フマン・ファティ・イラン農業省次官代行は、イラン港湾海事機構(PMO)に送った公式書簡で「政府と軍の承認に基づき、必需品や家畜飼料など人道的貨物を載せた商船の通過を保証するよう、プロトコルに従った指針を下達してほしい」と要請した。しかしイラン当局は、他国の港へ向かう、あるいはペルシャ湾を抜ける外国支援船にも同様の例外が適用されるかどうかは明確にしなかった。自国に利益となる船舶のみを選別して受け入れるという意味である。
イランは貨物の種類だけでなく国別でも徹底した選別通行措置を敷いている。
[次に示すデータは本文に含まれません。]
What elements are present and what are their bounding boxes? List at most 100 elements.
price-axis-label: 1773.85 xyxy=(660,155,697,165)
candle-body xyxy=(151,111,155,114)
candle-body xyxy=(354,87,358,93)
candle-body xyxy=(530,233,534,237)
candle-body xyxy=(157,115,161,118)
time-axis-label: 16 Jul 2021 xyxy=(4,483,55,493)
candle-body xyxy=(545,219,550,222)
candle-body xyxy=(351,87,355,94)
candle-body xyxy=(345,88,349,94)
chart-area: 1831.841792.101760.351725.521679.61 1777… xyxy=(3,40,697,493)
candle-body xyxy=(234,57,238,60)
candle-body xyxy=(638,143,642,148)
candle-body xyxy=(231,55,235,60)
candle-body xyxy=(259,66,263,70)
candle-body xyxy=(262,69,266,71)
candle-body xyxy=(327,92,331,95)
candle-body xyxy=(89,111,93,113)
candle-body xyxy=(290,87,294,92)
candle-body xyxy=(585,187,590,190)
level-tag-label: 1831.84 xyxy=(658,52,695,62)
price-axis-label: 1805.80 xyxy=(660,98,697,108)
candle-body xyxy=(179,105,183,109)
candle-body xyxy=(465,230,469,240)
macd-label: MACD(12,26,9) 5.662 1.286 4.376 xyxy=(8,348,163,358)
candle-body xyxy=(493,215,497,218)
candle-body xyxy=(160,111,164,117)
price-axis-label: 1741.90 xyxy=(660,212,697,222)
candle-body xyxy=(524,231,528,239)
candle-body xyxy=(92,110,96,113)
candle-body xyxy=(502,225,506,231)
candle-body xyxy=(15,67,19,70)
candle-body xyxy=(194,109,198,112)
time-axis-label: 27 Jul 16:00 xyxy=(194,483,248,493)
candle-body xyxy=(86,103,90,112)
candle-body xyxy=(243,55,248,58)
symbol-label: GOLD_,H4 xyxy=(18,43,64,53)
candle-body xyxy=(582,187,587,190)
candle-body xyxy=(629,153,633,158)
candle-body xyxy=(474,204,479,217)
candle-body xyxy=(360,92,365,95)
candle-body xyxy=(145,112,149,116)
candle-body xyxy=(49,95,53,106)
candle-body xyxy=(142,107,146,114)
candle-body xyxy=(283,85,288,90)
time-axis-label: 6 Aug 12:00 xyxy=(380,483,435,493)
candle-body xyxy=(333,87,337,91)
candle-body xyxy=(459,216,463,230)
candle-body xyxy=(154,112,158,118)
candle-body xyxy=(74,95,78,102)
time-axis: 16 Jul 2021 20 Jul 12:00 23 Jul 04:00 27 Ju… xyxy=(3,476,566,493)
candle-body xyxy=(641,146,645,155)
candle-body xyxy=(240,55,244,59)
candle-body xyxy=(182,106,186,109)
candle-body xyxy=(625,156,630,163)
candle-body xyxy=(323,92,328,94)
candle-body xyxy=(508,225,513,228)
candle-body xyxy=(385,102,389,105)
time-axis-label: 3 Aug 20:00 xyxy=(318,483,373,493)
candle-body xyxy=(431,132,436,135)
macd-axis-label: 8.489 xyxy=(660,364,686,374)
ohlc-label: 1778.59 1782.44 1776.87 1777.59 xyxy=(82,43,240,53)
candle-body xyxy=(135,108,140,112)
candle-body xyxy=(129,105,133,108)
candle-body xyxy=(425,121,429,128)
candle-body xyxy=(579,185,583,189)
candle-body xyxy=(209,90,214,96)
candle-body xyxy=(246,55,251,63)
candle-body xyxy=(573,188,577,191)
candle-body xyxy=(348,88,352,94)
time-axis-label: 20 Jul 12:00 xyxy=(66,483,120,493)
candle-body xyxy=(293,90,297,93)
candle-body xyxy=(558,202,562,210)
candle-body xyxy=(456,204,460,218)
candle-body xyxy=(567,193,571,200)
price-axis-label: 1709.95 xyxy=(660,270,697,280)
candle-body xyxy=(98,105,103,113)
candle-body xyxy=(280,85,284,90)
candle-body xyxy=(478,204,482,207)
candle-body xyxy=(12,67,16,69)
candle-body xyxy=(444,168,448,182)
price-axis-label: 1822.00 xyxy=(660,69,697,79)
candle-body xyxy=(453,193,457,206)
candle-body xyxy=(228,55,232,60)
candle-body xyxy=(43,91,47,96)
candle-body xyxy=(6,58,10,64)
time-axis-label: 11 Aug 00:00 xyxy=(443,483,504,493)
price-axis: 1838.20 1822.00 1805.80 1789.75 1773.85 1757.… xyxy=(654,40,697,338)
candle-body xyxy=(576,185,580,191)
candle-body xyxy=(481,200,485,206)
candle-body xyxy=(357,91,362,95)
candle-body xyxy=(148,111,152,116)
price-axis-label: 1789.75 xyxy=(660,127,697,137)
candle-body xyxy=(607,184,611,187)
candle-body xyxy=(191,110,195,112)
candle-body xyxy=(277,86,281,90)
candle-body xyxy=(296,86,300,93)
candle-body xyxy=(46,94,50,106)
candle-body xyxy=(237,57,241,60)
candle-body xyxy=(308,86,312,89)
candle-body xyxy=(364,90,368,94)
イラン軍の作戦を総括するハータム・アルアンビヤ中央軍事本部のエブライム・ゾルファガリ報道官は、国営IRNA通信が公開した映像でイラクを「兄弟国」と持ち上げた。報道官は「イラクは、われわれがホルムズ海峡に課したあらゆる制約から全面的に除外される」とし「これらの制約はあくまで敵国にのみ適用される」と強調した。友邦の結束を固め、敵国を孤立させようとする意図を示した格好だ。
専門家は、イランの今回の措置が全面的な海峡開放を意味するわけではないと解釈した。グローバル海運情報会社ロイドズリスト・インテリジェンスは「2月末からの1カ月間にホルムズ海峡を通過した船舶は292隻にとどまり、このうち71%がイラン所有、もしくはイランと関連する船舶だ」と述べた。
米国の時事週刊誌タイムは「イランは原油輸送の遮断を戦時のてこだとみなすが、食料安保は国内外で強い逆風を招きうるため、武器化が難しい」とし、「食料輸送のために海峡を限定的に開くことは、極端な危機の中でも最低限の理性的な通路が存在することを示す」と診断した。